Targeting ferroptosis: A promising new therapeutic horizon for treating pneumoconiosis
A comprehensive review in Med Research highlights how inhibiting "iron-dependent" cell death can alleviate lung fibrosis caused by silica and coal dust.
image: A schematic diagram illustrating how targeting alveolar macrophages, epithelial cells, and endothelial cells by suppressing ferroptosis can alleviate pneumoconiosis. The figure highlights various therapeutic agents (such as Fer-1 and DHQ) and their mechanisms of action in preventing lung fibrosis.
Credit: Yan et al., Med Research, 2025.
Los Angeles — Pneumoconiosis, a severe occupational lung disease caused by the inhalation of inorganic dusts like silica, coal, and asbestos, remains a major global health burden. Despite its prevalence, effective treatments to reverse the progressive lung fibrosis associated with the disease are currently lacking.
In a comprehensive review published in the journal Med Research, researchers from Sichuan University and Ningxia Medical University have identified a promising therapeutic target that could change the landscape of pneumoconiosis treatment: ferroptosis.
Understanding the Mechanism
Ferroptosis is a form of regulated cell death driven by the accumulation of iron and lipid peroxides (oxidized fats) within cell membranes. Unlike other forms of cell death, ferroptosis is distinctively characterized by iron overload and the failure of the cell's antioxidant defense systems, specifically the GPX4 enzyme.
The authors of the review, led by Mengli Yan and Jing Zhang, detail how inhaled silica dust disrupts iron homeostasis in the lungs. This disruption triggers a lethal cascade in three critical lung cell types:
1. Alveolar Macrophages: The "first responders" of the immune system. When they undergo ferroptosis, they release inflammatory signals that worsen lung injury.
2. Epithelial Cells: The barrier cells of the lung. Their death prevents lung repair and promotes scarring (fibrosis).
3. Endothelial Cells: The cells lining blood vessels. Ferroptosis here disrupts the blood-air barrier and hampers regeneration.
From Mechanism to Therapy
The review emphasizes that because ferroptosis is a central driver of the disease, blocking it offers a viable treatment path. The authors summarize preclinical evidence showing that ferroptosis inhibitors—such as Ferrostatin-1 and the flavonoid Dihydroquercetin (DHQ)—can significantly alleviate lung inflammation and fibrosis in animal models.
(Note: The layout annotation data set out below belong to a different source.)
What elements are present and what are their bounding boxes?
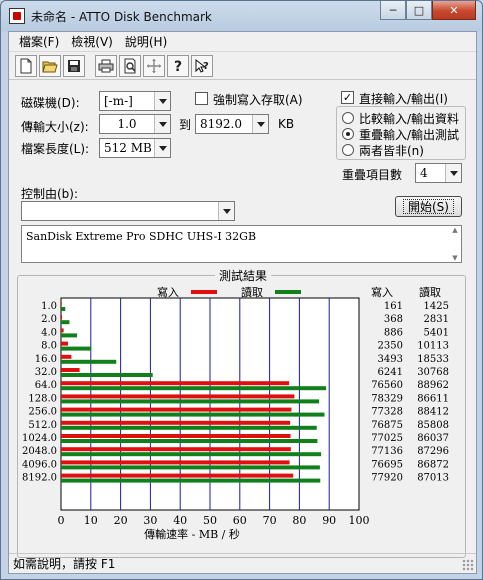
read-value: 18533 (417, 354, 449, 365)
read-bar (61, 399, 320, 404)
read-bar (61, 412, 325, 417)
status-text: 如需說明，請按 F1 (13, 557, 116, 571)
write-value: 77136 (371, 446, 403, 457)
read-bar (61, 465, 320, 470)
read-value: 30768 (417, 367, 449, 378)
row-label: 32.0 (35, 367, 57, 378)
write-value: 368 (384, 314, 403, 325)
maximize-button[interactable]: □ (406, 1, 432, 20)
row-label: 2.0 (41, 314, 57, 325)
write-bar (61, 473, 294, 478)
read-bar (61, 307, 66, 311)
x-tick-label: 70 (263, 514, 277, 527)
read-value: 2831 (424, 314, 449, 325)
row-label: 16.0 (35, 354, 57, 365)
write-value: 2350 (378, 341, 403, 352)
read-value: 88412 (417, 407, 449, 418)
row-label: 4.0 (41, 327, 57, 338)
write-bar (61, 315, 63, 320)
title-bar[interactable]: 未命名 - ATTO Disk Benchmark ─ □ ✕ (1, 1, 482, 31)
row-label: 256.0 (28, 407, 57, 418)
row-label: 1.0 (41, 301, 57, 312)
status-bar: 如需說明，請按 F1 (9, 553, 476, 573)
read-bar (61, 359, 117, 364)
read-bar (61, 373, 153, 377)
read-value: 5401 (424, 327, 449, 338)
minimize-button[interactable]: ─ (380, 1, 406, 20)
write-value: 886 (384, 327, 403, 338)
write-value: 76560 (371, 380, 403, 391)
write-bar (61, 354, 72, 359)
x-tick-label: 0 (58, 514, 65, 527)
read-value: 85808 (417, 420, 449, 431)
write-value: 77920 (371, 473, 403, 484)
write-bar (61, 341, 69, 346)
x-tick-label: 60 (233, 514, 247, 527)
read-value: 86872 (417, 459, 449, 470)
row-label: 4096.0 (22, 459, 57, 470)
write-bar (61, 407, 292, 412)
read-bar (61, 439, 318, 443)
read-bar (61, 425, 317, 430)
app-window: 未命名 - ATTO Disk Benchmark ─ □ ✕ 檔案(F) 檢視… (0, 0, 483, 580)
x-tick-label: 30 (143, 514, 157, 527)
write-bar (61, 447, 291, 452)
write-value: 76875 (371, 420, 403, 431)
row-label: 512.0 (28, 420, 57, 431)
write-value: 161 (384, 301, 403, 312)
write-bar (61, 460, 290, 465)
benchmark-chart: 0 10 20 30 40 50 60 70 80 90 100 傳輸速率 - MB / 秒 1.0 16… (22, 297, 449, 541)
read-value: 1425 (424, 301, 449, 312)
write-bar (61, 394, 295, 399)
window-title: 未命名 - ATTO Disk Benchmark (31, 9, 212, 24)
x-tick-label: 90 (322, 514, 336, 527)
read-bar (61, 386, 327, 391)
row-label: 8.0 (41, 341, 57, 352)
row-label: 1024.0 (22, 433, 57, 444)
read-bar (61, 346, 92, 351)
write-value: 78329 (371, 393, 403, 404)
x-tick-label: 40 (173, 514, 187, 527)
read-value: 86037 (417, 433, 449, 444)
read-value: 88962 (417, 380, 449, 391)
x-axis-label: 傳輸速率 - MB / 秒 (144, 527, 240, 541)
caption-buttons: ─ □ ✕ (380, 1, 476, 20)
row-label: 64.0 (35, 380, 57, 391)
x-tick-label: 10 (84, 514, 98, 527)
write-bar (61, 328, 64, 333)
row-label: 8192.0 (22, 473, 57, 484)
read-value: 87013 (417, 473, 449, 484)
read-value: 10113 (417, 341, 449, 352)
client-area: 檔案(F) 檢視(V) 說明(H) ? ? 磁碟機(D): [-m-] 強制寫入… (8, 31, 477, 574)
x-tick-label: 100 (349, 514, 370, 527)
read-bar (61, 333, 78, 338)
resize-grip[interactable] (462, 559, 474, 571)
write-value: 77328 (371, 407, 403, 418)
row-label: 2048.0 (22, 446, 57, 457)
row-label: 128.0 (28, 393, 57, 404)
x-tick-label: 80 (292, 514, 306, 527)
read-value: 87296 (417, 446, 449, 457)
write-value: 6241 (378, 367, 403, 378)
write-bar (61, 381, 290, 386)
read-value: 86611 (417, 393, 449, 404)
app-icon[interactable] (9, 8, 25, 24)
write-value: 77025 (371, 433, 403, 444)
read-bar (61, 478, 321, 483)
close-button[interactable]: ✕ (432, 1, 476, 20)
write-value: 76695 (371, 459, 403, 470)
read-bar (61, 452, 322, 457)
x-tick-label: 20 (114, 514, 128, 527)
read-bar (61, 320, 70, 325)
write-value: 3493 (378, 354, 403, 365)
write-bar (61, 302, 62, 306)
write-bar (61, 368, 80, 372)
x-tick-label: 50 (203, 514, 217, 527)
write-bar (61, 420, 291, 425)
write-bar (61, 434, 291, 438)
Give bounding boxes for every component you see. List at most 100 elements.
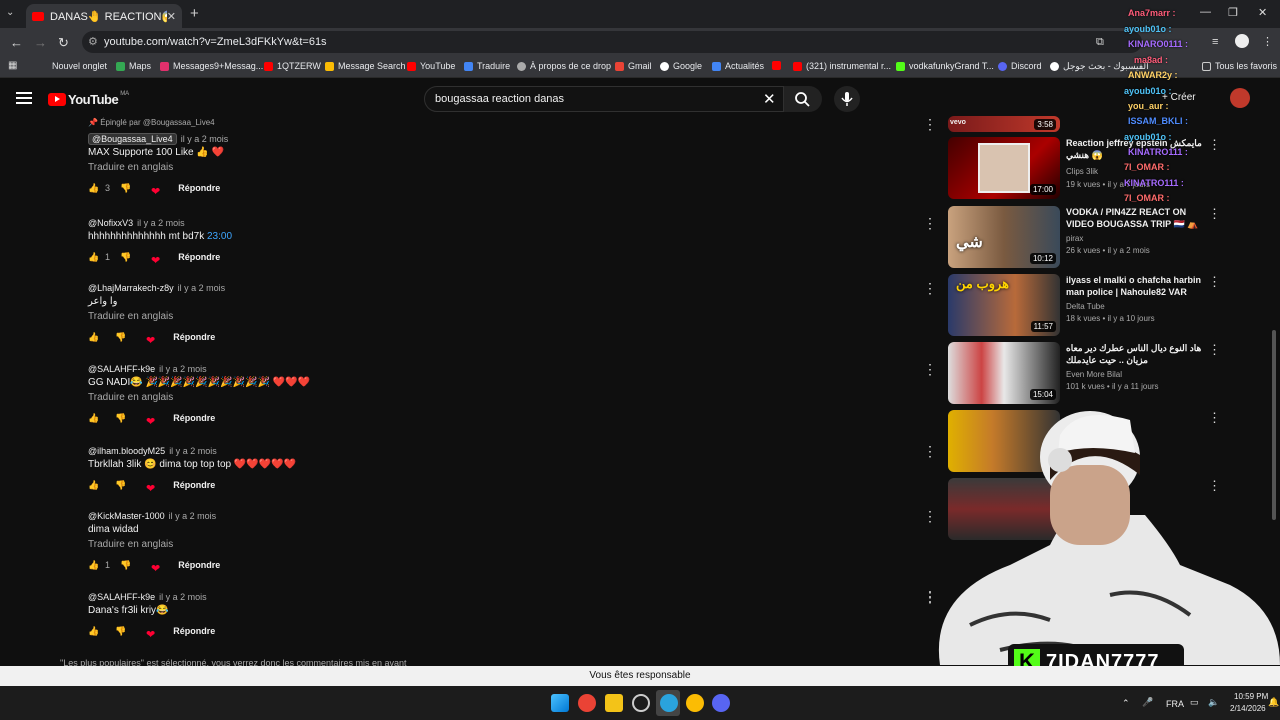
notification-icon[interactable]: 🔔: [1268, 697, 1279, 708]
dislike-icon[interactable]: 👎: [120, 560, 131, 571]
comment-menu-icon[interactable]: ⋮: [923, 280, 937, 297]
translate-link[interactable]: Traduire en anglais: [88, 539, 968, 550]
comment-time[interactable]: il y a 2 mois: [159, 592, 207, 602]
dislike-icon[interactable]: 👎: [115, 332, 126, 343]
bookmark[interactable]: [772, 61, 785, 70]
hamburger-menu-icon[interactable]: [16, 92, 32, 104]
related-video[interactable]: 17:00 Reaction jeffrey epstein مايمكش هن…: [948, 137, 1248, 199]
bookmark[interactable]: vodkafunkyGrand T...: [896, 61, 994, 71]
language-indicator[interactable]: FRA: [1166, 699, 1184, 709]
comment-time[interactable]: il y a 2 mois: [169, 511, 217, 521]
file-explorer-icon[interactable]: [605, 694, 623, 712]
comment-author[interactable]: @SALAHFF-k9e: [88, 364, 155, 374]
like-icon[interactable]: 👍: [88, 560, 99, 571]
close-window-icon[interactable]: ✕: [1258, 6, 1267, 19]
reply-button[interactable]: Répondre: [178, 560, 220, 570]
like-icon[interactable]: 👍: [88, 480, 99, 491]
bookmark[interactable]: Google: [660, 61, 702, 71]
discord-icon[interactable]: [712, 694, 730, 712]
video-menu-icon[interactable]: ⋮: [1208, 137, 1221, 153]
video-thumbnail[interactable]: vevo 3:58: [948, 116, 1060, 132]
timestamp-link[interactable]: 23:00: [207, 231, 232, 242]
reply-button[interactable]: Répondre: [173, 413, 215, 423]
comment-author[interactable]: @KickMaster-1000: [88, 511, 165, 521]
video-title[interactable]: ilyass el malki o chafcha harbin man pol…: [1066, 274, 1202, 298]
like-icon[interactable]: 👍: [88, 332, 99, 343]
channel-name[interactable]: pirax: [1066, 234, 1083, 243]
clock-time[interactable]: 10:59 PM: [1234, 692, 1268, 701]
close-tab-icon[interactable]: ✕: [167, 10, 176, 23]
extensions-icon[interactable]: ≡: [1212, 36, 1218, 48]
comment-author[interactable]: @ilham.bloodyM25: [88, 446, 165, 456]
forward-icon[interactable]: →: [34, 35, 47, 50]
translate-link[interactable]: Traduire en anglais: [88, 392, 968, 403]
channel-name[interactable]: Delta Tube: [1066, 302, 1105, 311]
youtube-logo[interactable]: YouTube MA: [48, 91, 129, 107]
comment-time[interactable]: il y a 2 mois: [181, 134, 229, 144]
like-icon[interactable]: 👍: [88, 183, 99, 194]
account-avatar[interactable]: [1230, 88, 1250, 108]
bookmark[interactable]: Gmail: [615, 61, 652, 71]
voice-search-button[interactable]: [834, 86, 860, 112]
comment-author[interactable]: @Bougassaa_Live4: [88, 133, 177, 145]
bookmark[interactable]: YouTube: [407, 61, 455, 71]
comment-menu-icon[interactable]: ⋮: [923, 116, 937, 133]
telegram-icon[interactable]: [660, 694, 678, 712]
comment-time[interactable]: il y a 2 mois: [178, 283, 226, 293]
site-info-icon[interactable]: ⚙: [88, 35, 98, 48]
bookmark[interactable]: Actualités: [712, 61, 764, 71]
comment-time[interactable]: il y a 2 mois: [137, 218, 185, 228]
video-thumbnail[interactable]: 17:00: [948, 137, 1060, 199]
like-icon[interactable]: 👍: [88, 413, 99, 424]
install-icon[interactable]: ⧉: [1096, 36, 1104, 49]
clear-search-icon[interactable]: ✕: [763, 90, 776, 108]
comment-time[interactable]: il y a 2 mois: [169, 446, 217, 456]
reply-button[interactable]: Répondre: [178, 252, 220, 262]
browser-tab[interactable]: DANAS🤚 REACTION😱VIDEO ✕: [26, 4, 182, 28]
obs-icon[interactable]: [632, 694, 650, 712]
maximize-icon[interactable]: ❐: [1228, 6, 1238, 19]
video-menu-icon[interactable]: ⋮: [1208, 274, 1221, 290]
chrome-icon[interactable]: [578, 694, 596, 712]
translate-link[interactable]: Traduire en anglais: [88, 311, 968, 322]
video-title[interactable]: VODKA / PIN4ZZ REACT ON VIDEO BOUGASSA T…: [1066, 206, 1202, 230]
reply-button[interactable]: Répondre: [173, 626, 215, 636]
search-input[interactable]: bougassaa reaction danas: [424, 86, 784, 112]
tab-list-icon[interactable]: ⌄: [6, 7, 14, 18]
chrome-profile-icon[interactable]: [686, 694, 704, 712]
comment-author[interactable]: @LhajMarrakech-z8y: [88, 283, 174, 293]
bookmark[interactable]: Messages9+Messag...: [160, 61, 263, 71]
reload-icon[interactable]: ↻: [58, 35, 69, 51]
comment-author[interactable]: @NofixxV3: [88, 218, 133, 228]
clock-date[interactable]: 2/14/2026: [1230, 704, 1266, 713]
translate-link[interactable]: Traduire en anglais: [88, 162, 968, 173]
reply-button[interactable]: Répondre: [178, 183, 220, 193]
video-menu-icon[interactable]: ⋮: [1208, 342, 1221, 358]
microphone-tray-icon[interactable]: 🎤: [1142, 697, 1153, 708]
video-title[interactable]: هاد النوع ديال الناس عطرك دير معاه مزيان…: [1066, 342, 1202, 366]
like-icon[interactable]: 👍: [88, 252, 99, 263]
apps-icon[interactable]: ▦: [8, 60, 17, 71]
comment-menu-icon[interactable]: ⋮: [923, 215, 937, 232]
bookmark[interactable]: À propos de ce drop: [517, 61, 611, 71]
video-menu-icon[interactable]: ⋮: [1208, 206, 1221, 222]
like-icon[interactable]: 👍: [88, 626, 99, 637]
comment-time[interactable]: il y a 2 mois: [159, 364, 207, 374]
volume-icon[interactable]: 🔈: [1208, 697, 1219, 708]
bookmark[interactable]: Discord: [998, 61, 1042, 71]
all-bookmarks[interactable]: Tous les favoris: [1202, 61, 1277, 71]
dislike-icon[interactable]: 👎: [120, 252, 131, 263]
dislike-icon[interactable]: 👎: [115, 413, 126, 424]
reply-button[interactable]: Répondre: [173, 480, 215, 490]
back-icon[interactable]: ←: [10, 35, 23, 50]
bookmark[interactable]: (321) instrumental r...: [793, 61, 891, 71]
dislike-icon[interactable]: 👎: [115, 480, 126, 491]
menu-icon[interactable]: ⋮: [1262, 35, 1273, 48]
video-thumbnail[interactable]: هروب من 11:57: [948, 274, 1060, 336]
bookmark[interactable]: Maps: [116, 61, 151, 71]
minimize-icon[interactable]: —: [1200, 6, 1211, 18]
dislike-icon[interactable]: 👎: [115, 626, 126, 637]
related-video[interactable]: شي 10:12 VODKA / PIN4ZZ REACT ON VIDEO B…: [948, 206, 1248, 268]
video-thumbnail[interactable]: شي 10:12: [948, 206, 1060, 268]
new-tab-icon[interactable]: +: [190, 5, 199, 22]
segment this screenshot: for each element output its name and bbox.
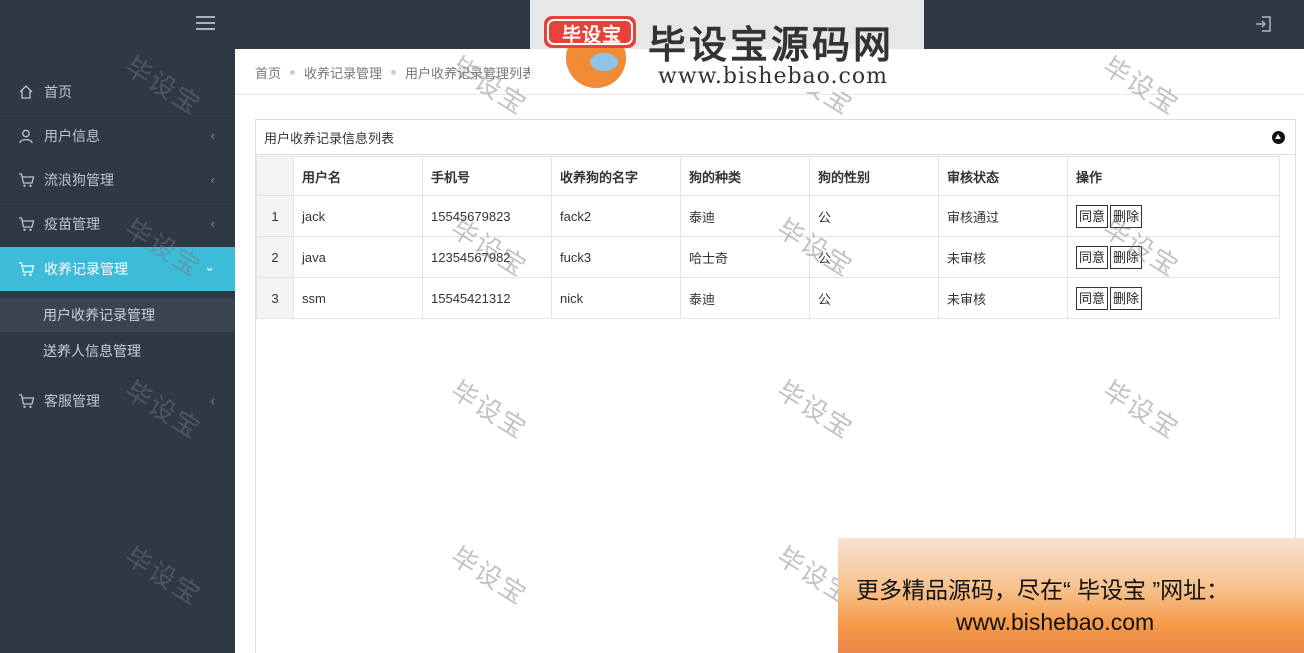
cell-breed: 泰迪 xyxy=(680,195,810,237)
logout-icon[interactable] xyxy=(1254,14,1274,34)
cell-username: java xyxy=(293,236,423,278)
cell-username: ssm xyxy=(293,277,423,319)
cell-dog-name: nick xyxy=(551,277,681,319)
approve-button[interactable]: 同意 xyxy=(1076,204,1109,228)
cell-phone: 15545421312 xyxy=(422,277,552,319)
records-table: 用户名 手机号 收养狗的名字 狗的种类 狗的性别 审核状态 操作 1 jack … xyxy=(256,156,1280,319)
cell-actions: 同意 删除 xyxy=(1067,195,1280,237)
row-index: 3 xyxy=(256,277,294,319)
row-index: 2 xyxy=(256,236,294,278)
cell-gender: 公 xyxy=(809,236,939,278)
mascot-logo-icon: 毕设宝 xyxy=(542,8,638,90)
table-header-row: 用户名 手机号 收养狗的名字 狗的种类 狗的性别 审核状态 操作 xyxy=(256,156,1280,196)
column-header: 狗的种类 xyxy=(680,156,810,196)
collapse-up-icon[interactable] xyxy=(1272,131,1285,144)
cart-icon xyxy=(17,392,35,410)
watermark: 毕设宝 xyxy=(445,50,533,121)
delete-button[interactable]: 删除 xyxy=(1110,204,1143,228)
panel-title: 用户收养记录信息列表 xyxy=(264,130,395,146)
cell-status: 未审核 xyxy=(938,277,1068,319)
sidebar-item-adoption-records[interactable]: 收养记录管理 ⌄ xyxy=(0,247,235,291)
logo-title: 毕设宝源码网 xyxy=(648,25,895,67)
cart-icon xyxy=(17,215,35,233)
chevron-left-icon: ‹ xyxy=(210,172,215,187)
sidebar-subitem-user-adoption-records[interactable]: 用户收养记录管理 xyxy=(0,298,235,332)
sidebar-subitem-giver-info[interactable]: 送养人信息管理 xyxy=(0,334,235,368)
home-icon xyxy=(17,83,35,101)
cell-gender: 公 xyxy=(809,195,939,237)
chevron-left-icon: ‹ xyxy=(210,128,215,143)
cell-status: 审核通过 xyxy=(938,195,1068,237)
sidebar-item-label: 首页 xyxy=(44,83,72,100)
column-header: 用户名 xyxy=(293,156,423,196)
column-header: 收养狗的名字 xyxy=(551,156,681,196)
cell-actions: 同意 删除 xyxy=(1067,236,1280,278)
logo-badge-text: 毕设宝 xyxy=(562,25,623,46)
logo-url: www.bishebao.com xyxy=(658,64,888,89)
chevron-down-icon: ⌄ xyxy=(204,259,215,274)
breadcrumb-current: 用户收养记录管理列表 xyxy=(405,65,536,81)
sidebar-item-label: 流浪狗管理 xyxy=(44,171,114,188)
sidebar-item-label: 用户信息 xyxy=(44,127,100,144)
breadcrumb-home[interactable]: 首页 xyxy=(255,63,281,82)
sidebar-item-label: 收养记录管理 xyxy=(44,261,128,277)
approve-button[interactable]: 同意 xyxy=(1076,245,1109,269)
cell-actions: 同意 删除 xyxy=(1067,277,1280,319)
cell-phone: 15545679823 xyxy=(422,195,552,237)
promo-banner[interactable]: 更多精品源码，尽在“ 毕设宝 ”网址： www.bishebao.com xyxy=(838,538,1304,653)
user-icon xyxy=(17,127,35,145)
cell-breed: 哈士奇 xyxy=(680,236,810,278)
column-header: 审核状态 xyxy=(938,156,1068,196)
cell-dog-name: fuck3 xyxy=(551,236,681,278)
chevron-left-icon: ‹ xyxy=(210,216,215,231)
sidebar-subitem-label: 用户收养记录管理 xyxy=(43,307,155,323)
cart-icon xyxy=(17,171,35,189)
cart-icon xyxy=(17,260,35,278)
breadcrumb-separator xyxy=(290,69,296,75)
approve-button[interactable]: 同意 xyxy=(1076,286,1109,310)
sidebar-item-vaccines[interactable]: 疫苗管理 ‹ xyxy=(0,201,235,245)
cell-dog-name: fack2 xyxy=(551,195,681,237)
sidebar-subitem-label: 送养人信息管理 xyxy=(43,343,141,359)
column-header: 狗的性别 xyxy=(809,156,939,196)
delete-button[interactable]: 删除 xyxy=(1110,286,1143,310)
row-index: 1 xyxy=(256,195,294,237)
watermark: 毕设宝 xyxy=(1097,50,1185,121)
sidebar-item-user-info[interactable]: 用户信息 ‹ xyxy=(0,113,235,157)
cell-status: 未审核 xyxy=(938,236,1068,278)
sidebar-item-home[interactable]: 首页 xyxy=(0,69,235,113)
table-row: 3 ssm 15545421312 nick 泰迪 公 未审核 同意 删除 xyxy=(256,277,1280,319)
breadcrumb-divider xyxy=(235,94,1304,95)
chevron-left-icon: ‹ xyxy=(210,393,215,408)
cell-gender: 公 xyxy=(809,277,939,319)
cell-username: jack xyxy=(293,195,423,237)
cell-phone: 12354567982 xyxy=(422,236,552,278)
table-row: 1 jack 15545679823 fack2 泰迪 公 审核通过 同意 删除 xyxy=(256,195,1280,237)
column-header: 手机号 xyxy=(422,156,552,196)
site-logo-banner: 毕设宝 毕设宝源码网 www.bishebao.com xyxy=(530,0,924,92)
sidebar-item-label: 客服管理 xyxy=(44,392,100,409)
breadcrumb: 首页 收养记录管理 用户收养记录管理列表 xyxy=(255,62,535,82)
column-header-index xyxy=(256,156,294,196)
column-header: 操作 xyxy=(1067,156,1280,196)
sidebar-item-customer-service[interactable]: 客服管理 ‹ xyxy=(0,378,235,422)
sidebar: 首页 用户信息 ‹ 流浪狗管理 ‹ 疫苗管理 ‹ 收养记录管理 ⌄ 用户收养记录… xyxy=(0,49,235,653)
promo-text: 更多精品源码，尽在“ 毕设宝 ”网址： xyxy=(856,577,1230,603)
delete-button[interactable]: 删除 xyxy=(1110,245,1143,269)
sidebar-item-stray-dogs[interactable]: 流浪狗管理 ‹ xyxy=(0,157,235,201)
hamburger-icon[interactable] xyxy=(196,16,215,30)
promo-url: www.bishebao.com xyxy=(956,609,1155,635)
sidebar-item-label: 疫苗管理 xyxy=(44,215,100,232)
panel-header: 用户收养记录信息列表 xyxy=(256,120,1295,155)
breadcrumb-separator xyxy=(391,69,397,75)
cell-breed: 泰迪 xyxy=(680,277,810,319)
breadcrumb-section[interactable]: 收养记录管理 xyxy=(304,63,382,82)
table-row: 2 java 12354567982 fuck3 哈士奇 公 未审核 同意 删除 xyxy=(256,236,1280,278)
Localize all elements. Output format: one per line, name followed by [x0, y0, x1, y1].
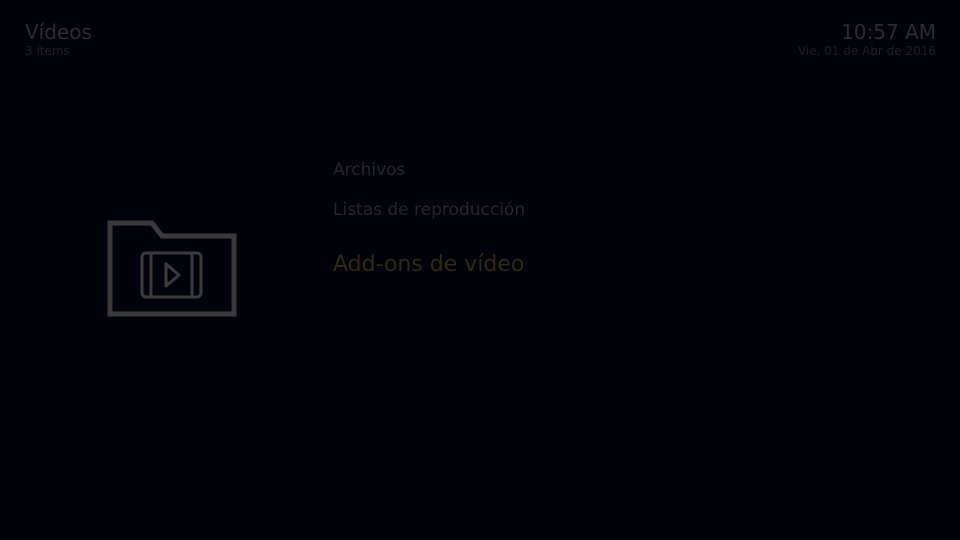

"A comprehensive and in-depth understanding of the role of ferroptosis in pneumoconiosis is critical to enable the successful clinical translation of ferroptosis-targeted therapies," the authors state.
The study provides a conceptual framework for future research, suggesting that combining ferroptosis inhibitors with existing therapies could improve patient outcomes. It also calls for further investigation into how different lung cells communicate during this process to refine precision medicine approaches for occupational lung diseases.